Earlier on Wednesday, the Federal Reserve announced that it would be appropriate to raise US interest rates soon due to inflation overshooting the central bank’s target of 2% per annum. The inflation crisis has made US President Joe Biden noticeably frustrated as evidenced on Monday when he referred to a Fox News reporter as a "son of a bitch" for raising the subject.
"It is a little bit late at this stage to shift gears as they should have done… a half a year ago," Shostak said.

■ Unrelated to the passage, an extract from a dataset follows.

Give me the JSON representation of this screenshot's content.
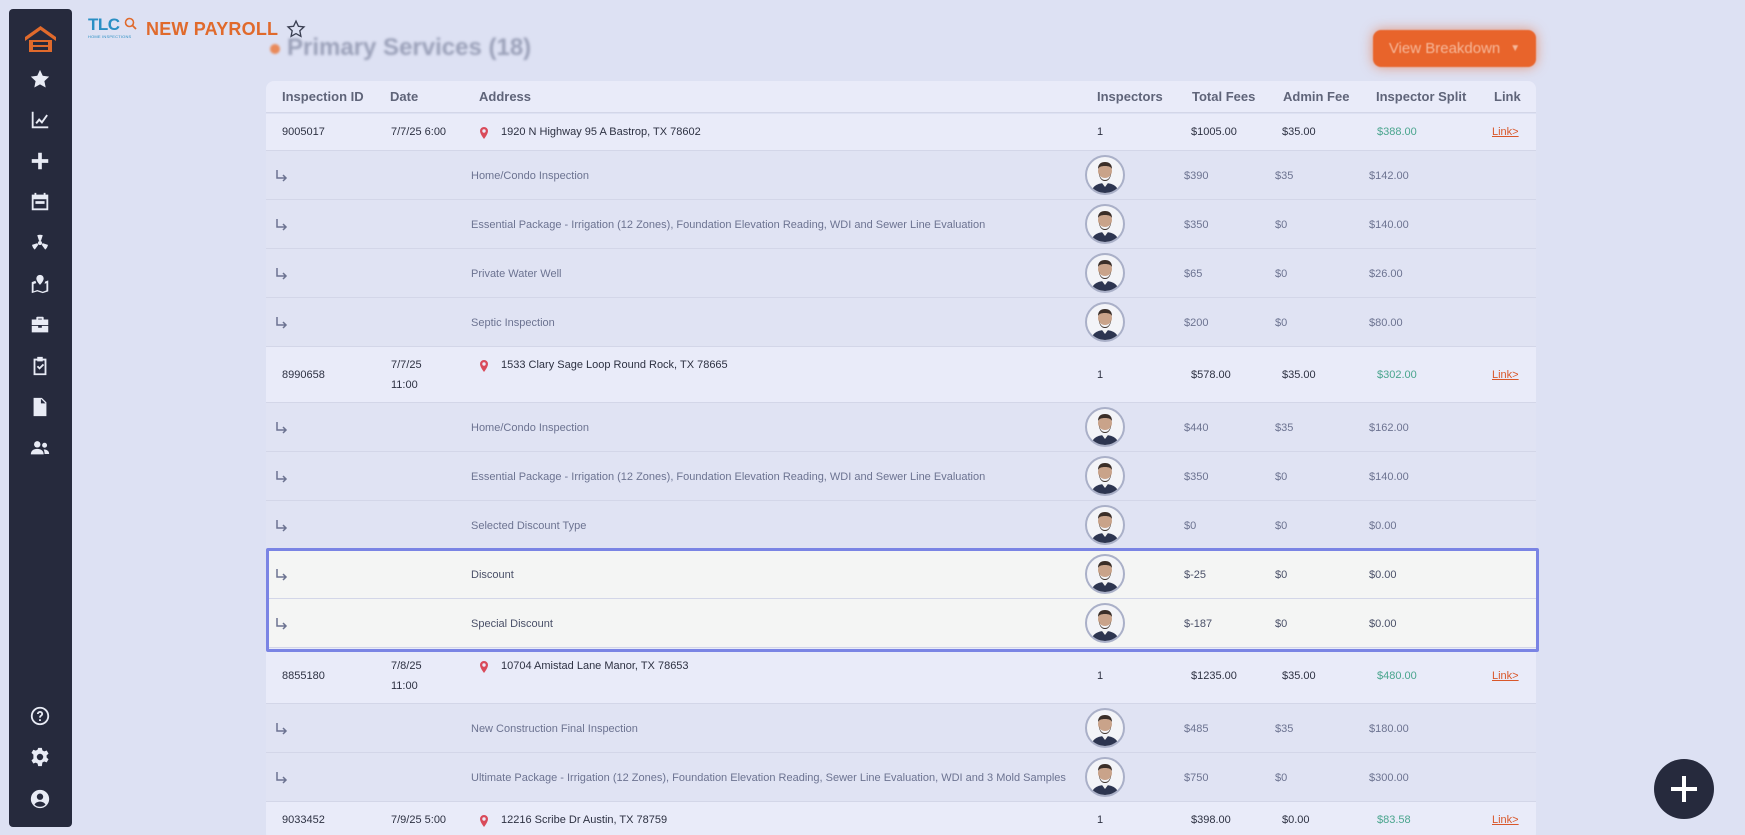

The US unprecedented inflation, now at a 40-year high, he said, is an "ugly child" of the Fed's own money-printing policy.
"Now the Fed is on a crusade to contain the rise of the 'monster' it had created but it is too late," he said. "The genie is out of the bottle."
He also said now the United States is facing the risk of growth shock with far reaching consequences not only for the US economy but also for the entire world.
Shostak noted that over the past two years, Presidents Donald Trump and Joe Biden have injected massive amounts of money into the US economy to fight the pandemic. Yet, he added, because not all the stimulus has been spent, the US has seen upward pressure on consumer prices and the economy was put back on the path of growth.
The investor said no one should expect wages to continue to grow 4% a year, real estate 13%, and equity markets 20% perpetually. The consumer basket, he added, by many estimates has "gone through the roof" by more than 20% on average.
Speaking of the global economy, Shostak compared it with healthcare, adding that as the Fed is "coughing," the world "will be getting a cold." Growth prospects in emerging economies are hence becoming much more uncertain, he said.
"Many countries are struggling to come out of Covid, with their public budgets on the brink of exhaustion. The inflation is making consumers poorer while sovereign and corporate debt is piling up," the expert said, adding that some local currencies are already sliding against the dollar.